Manual Mode – Aperture Setting
If you are more advanced and understand how to shoot fully in manual, then I recommend manual in preference to Shutter Priority. This way you have full control over all three settings, Shutter Speed, ISO and Aperture.
I set the aperture depending on the light. The higher the aperture f-stop number the slower your camera will shoot. I usually start with aperture f/11, which is also my go to setting for all landscapes. If it is mid morning and there is plenty of light available, you need to slow down the shutter speed even more by setting a much higher aperture, for example f/22. I never go over f/22 as you lose sharpness the higher you go.
Keep your camera metering mode on its default setting. Depending on the model. This means either matrix, pattern or evaluative. Nikon and Canon name them differently. It’s a good all round metering mode and I’ve never felt the need to change it when I photograph waterfalls and streams.
Waterfall – photographed with a Canon EOS-1D X and a Canon EF 17-40mm f/4L USM lens. The photo was shot early morning on an overcast day.
EXIF Data: ISO 100 | Aperture f/22 | Shutter Speed 5 seconds.
How to photograph waterfalls and streams in different lighting conditions
No doubt the best lighting for photographing waterfalls and streams is early morning, late evening, overcast days or landscapes that are covered in shade like a mountain forest. The darker the light, the slower the exposure, the more you can slow down water movement.
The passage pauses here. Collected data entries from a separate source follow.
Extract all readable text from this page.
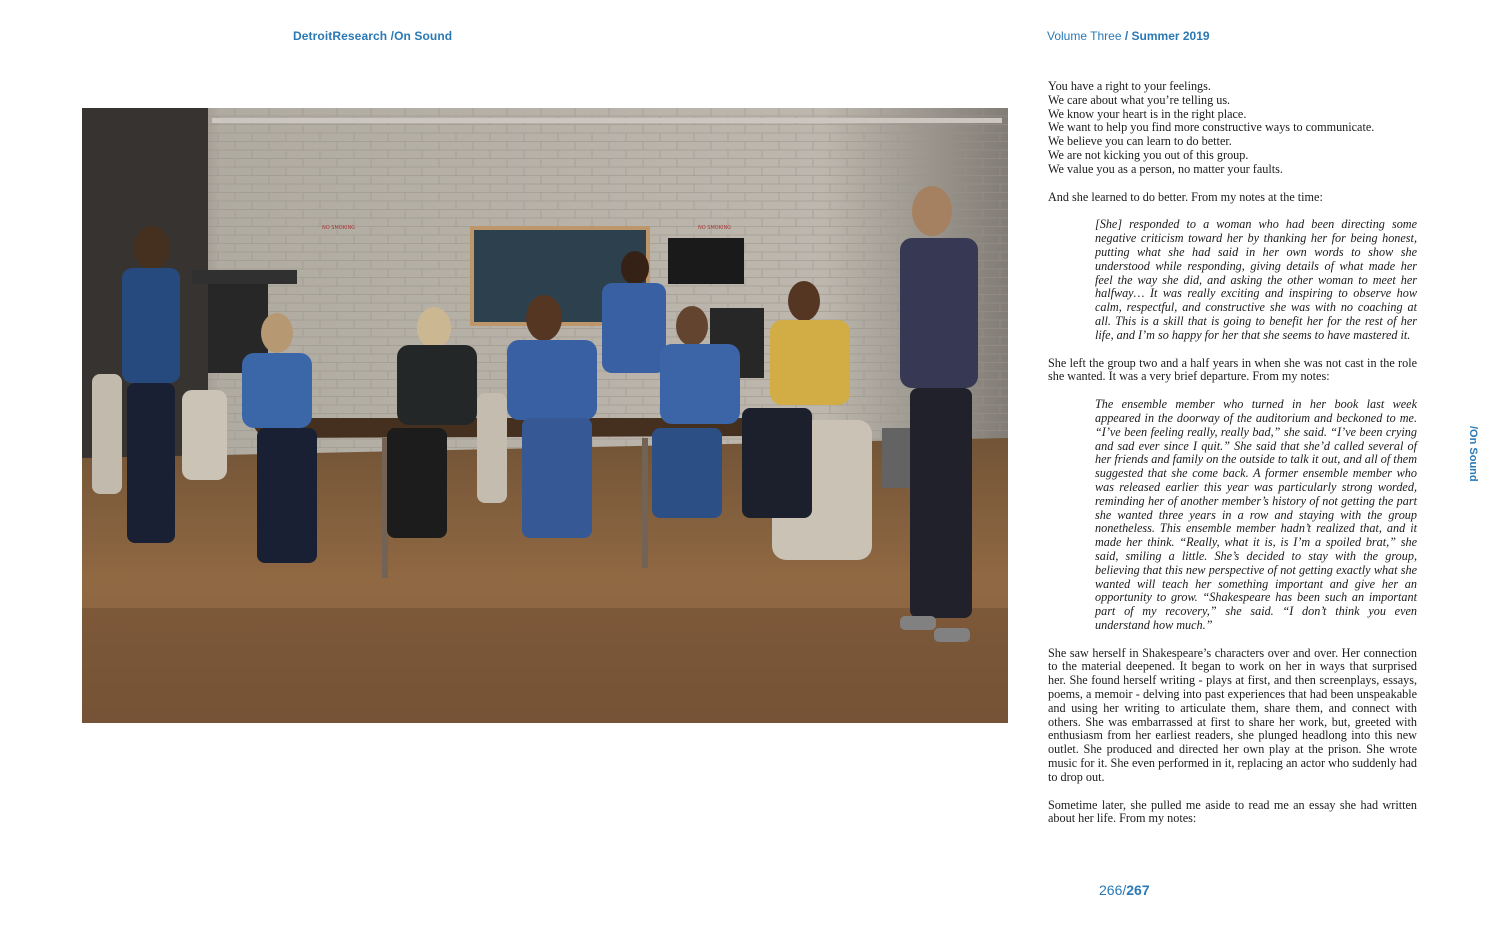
DetroitResearch /On Sound	Volume Three / Summer 2019
NO SMOKING	NO SMOKING

You have a right to your feelings.
We care about what you’re telling us.
We know your heart is in the right place.
We want to help you find more constructive ways to communicate.
We believe you can learn to do better.
We are not kicking you out of this group.
We value you as a person, no matter your faults.

And she learned to do better. From my notes at the time:

[She] responded to a woman who had been directing some negative criticism toward her by thanking her for being honest, putting what she had said in her own words to show she understood while responding, giving details of what made her feel the way she did, and asking the other woman to meet her halfway… It was really exciting and inspiring to observe how calm, respectful, and constructive she was with no coaching at all. This is a skill that is going to benefit her for the rest of her life, and I’m so happy for her that she seems to have mastered it.

She left the group two and a half years in when she was not cast in the role she wanted. It was a very brief departure. From my notes:

The ensemble member who turned in her book last week appeared in the doorway of the auditorium and beckoned to me. “I’ve been feeling really, really bad,” she said. “I’ve been crying and sad ever since I quit.” She said that she’d called several of her friends and family on the outside to talk it out, and all of them suggested that she come back. A former ensemble member who was released earlier this year was particularly strong worded, reminding her of another member’s history of not getting the part she wanted three years in a row and staying with the group nonetheless. This ensemble member hadn’t realized that, and it made her think. “Really, what it is, is I’m a spoiled brat,” she said, smiling a little. She’s decided to stay with the group, believing that this new perspective of not getting exactly what she wanted will teach her something important and give her an opportunity to grow. “Shakespeare has been such an important part of my recovery,” she said. “I don’t think you even understand how much.”

She saw herself in Shakespeare’s characters over and over. Her connection to the material deepened. It began to work on her in ways that surprised her. She found herself writing - plays at first, and then screenplays, essays, poems, a memoir - delving into past experiences that had been unspeakable and using her writing to articulate them, share them, and connect with others. She was embarrassed at first to share her work, but, greeted with enthusiasm from her earliest readers, she plunged headlong into this new outlet. She produced and directed her own play at the prison. She wrote music for it. She even performed in it, replacing an actor who suddenly had to drop out.

Sometime later, she pulled me aside to read me an essay she had written about her life. From my notes:

/On Sound
266/267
If you are shooting in any of those situations mentioned above we recommend these camera settings:
- When learning how to photograph waterfalls, we recommend beginners to use Shutter Priority. Set a speed of 1/2sec to begin with, as well as an ISO setting of 100 (50 if your camera steps down that far) After taking a few shots look in your rear LCD screen and judge whether the water is as smooth and silky as you intended. If you want to slow the water down further, set a slower shutter speed and so forth.
- For advanced photographers using manual mode set your ISO to 100 (50 if possible) and your Aperture to f/11 which is considered a good landscape f-stop. If the water isn’t looking slow enough, set a higher aperture f-number and so forth until you see the effect you are after.
If there is plenty of available light you may as well accept the fact now that you cannot slow down water nicely in broad sunlight. You may be able to slow it down a fraction, but not fully.
In these cases I recommend manual mode with an aperture of f/22 and ISO 50-100. With those settings, hopefully your camera will allow you an exposure of at least 1/8th of a second.
Photograph Waterfalls with Filters
Another option is to use a ND filter. A neutral density filter is basically a dark piece of glass put over the front of your lens to reduce the intensity of sunlight. A graduated neutral density filter or polarizing filter will block some of the light, allowing for slower exposures.
10 stop ND filters such as the Big Stopper made by Lee Filters is perfect for these situations.
Where to set your camera exposure
Never focus on the water when shooting waterfalls and streams. If you do this, what happens is your camera will expose for the water and not the surroundings. This usually results in washed out images that contain no detail in the water. Instead I recommend focusing on something green like the branches of a tree that is in direct line with the water.
Natural brown or sandy tones like rocks also works well to set the exposure. Although my first preference is always expose on something green. I explain my reasons for exposing on green colors in this article: Exposing for nature shots.
How to photograph waterfalls. Other helpful tips
- Choose a day that is not windy. When shooting long exposures you want to minimize the movement seen in nearby trees as it can take the viewers eye away from the main subject. Unless of course your intention is to show movement in the whole scene.
- Overcast days are perfect, but not rainy conditions. When I first started out, I once tried to photograph a river when it was flowing at its peak time, i.e on rainy days. I stood under an umbrella with my tripod and set a slow exposure. Every shot had drips seen in the image where water drops fell from the edge of the umbrella. Not good!